问题:给定一个字符串,随机取一个子串,求元音(a,e,i,o,u,y)字母占子串长度比的期望是多少?

思路:比赛的时候我一直想的是如何计算原字符串中每个元音字母对最后答案的贡献,但是想了好久都没理清其中的关系,最后还是靠队友手模所有情况找出了规律... 后面到网上看了大佬们的博客后才发现这题是要枚举区间长度的贡献值。这里总结一下一般求全区间的解的做法,单独元素算贡献,枚举某个点结尾或开始的总贡献,枚举区间长度贡献。 所以这道题我们只要计算出f[i]代表长度为i的区间的元音字母总个数。这个可以通过前缀和线性的递推出。
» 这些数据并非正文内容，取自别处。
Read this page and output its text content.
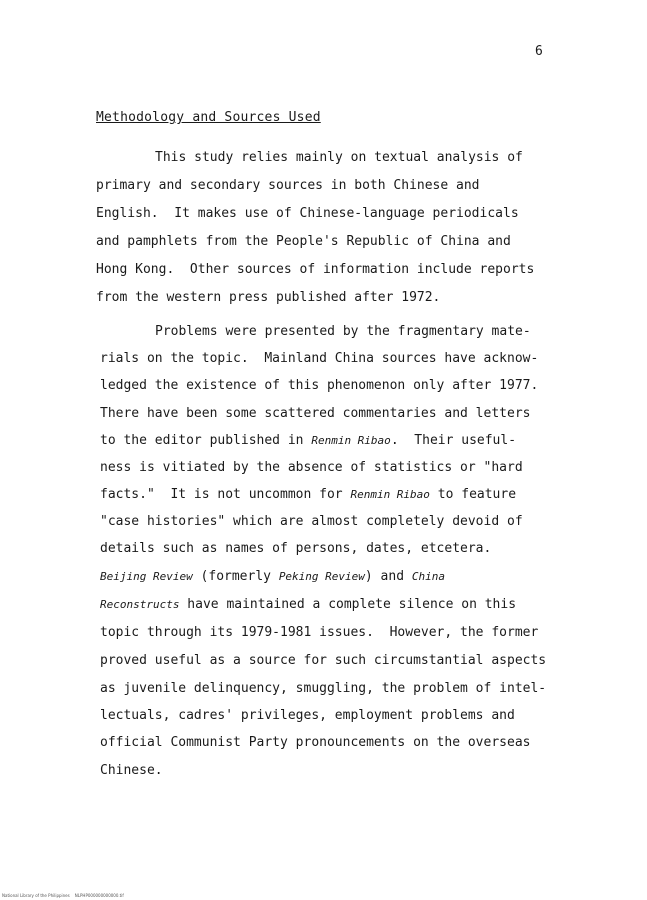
6
Methodology and Sources Used
This study relies mainly on textual analysis of
primary and secondary sources in both Chinese and
English.  It makes use of Chinese-language periodicals
and pamphlets from the People's Republic of China and
Hong Kong.  Other sources of information include reports
from the western press published after 1972.
Problems were presented by the fragmentary mate-
rials on the topic.  Mainland China sources have acknow-
ledged the existence of this phenomenon only after 1977.
There have been some scattered commentaries and letters
to the editor published in Renmin Ribao.  Their useful-
ness is vitiated by the absence of statistics or "hard
facts."  It is not uncommon for Renmin Ribao to feature
"case histories" which are almost completely devoid of
details such as names of persons, dates, etcetera.
Beijing Review (formerly Peking Review) and China
Reconstructs have maintained a complete silence on this
topic through its 1979-1981 issues.  However, the former
proved useful as a source for such circumstantial aspects
as juvenile delinquency, smuggling, the problem of intel-
lectuals, cadres' privileges, employment problems and
official Communist Party pronouncements on the overseas
Chinese.
National Library of the Philippines    NLPHP000000000000.tif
最后答案就是∑(f[i]/i)/n(n+1)/2 。

AC代码

#include<bits/stdc++.h>
using namespace std;
typedef long long ll;
typedef unsigned long long ull;
#define pii pair<int,int>
#define pll pair<ll, ll>
#define pb push_back
#define X first
#define Y second
inline ll gcd(ll a, ll b) { while (b != 0) { ll c = a % b; a = b; b = c; }return a < 0 ? -a : a; }
inline ll lowbit(ll x) { return x & (-x); }
const double PI = 3.14159265358979323846;
const int inf = 0x3f3f3f3f;
const ll INF = 0x3f3f3f3f3f3f3f3f;
const ll mod = 1e9 + 7;
inline ll rd() {
    ll x = 0, f = 1; char ch = getchar();
    while (ch<'0' || ch>'9') { if (ch == '-')f = -1; ch = getchar(); }
    while (ch >= '0' && ch <= '9') { x = (x << 3) + (x << 1) + (ch ^ 48); ch = getchar(); }
    return x * f;
}
const double eps = 1e-6;
const int M = 2e6 + 10;
const int N = 1e6 + 10;
ll f[N];
ll sum[N];
char s[N];
bool check(char x) {
    if (x == 'a' || x == 'e' || x == 'i' || x == 'o' || x == 'u' || x == 'y')return 1;
    return 0;
}
int main() {
    scanf("%s", s + 1);
    ll n = strlen(s + 1);
    for (int i = 1; i <= n; i++) {
        sum[i] = sum[i - 1] + check(s[i]);
    }
    double ans = 0;
    for (int i = 1; i <= n; i++) {
        f[i] = f[i - 1] + sum[n - i + 1] - sum[i - 1];
        ans += 1.0 * f[i] / i;
    }
    ans /= n * (n + 1) / 2;
    printf("%.9f\n", ans);
}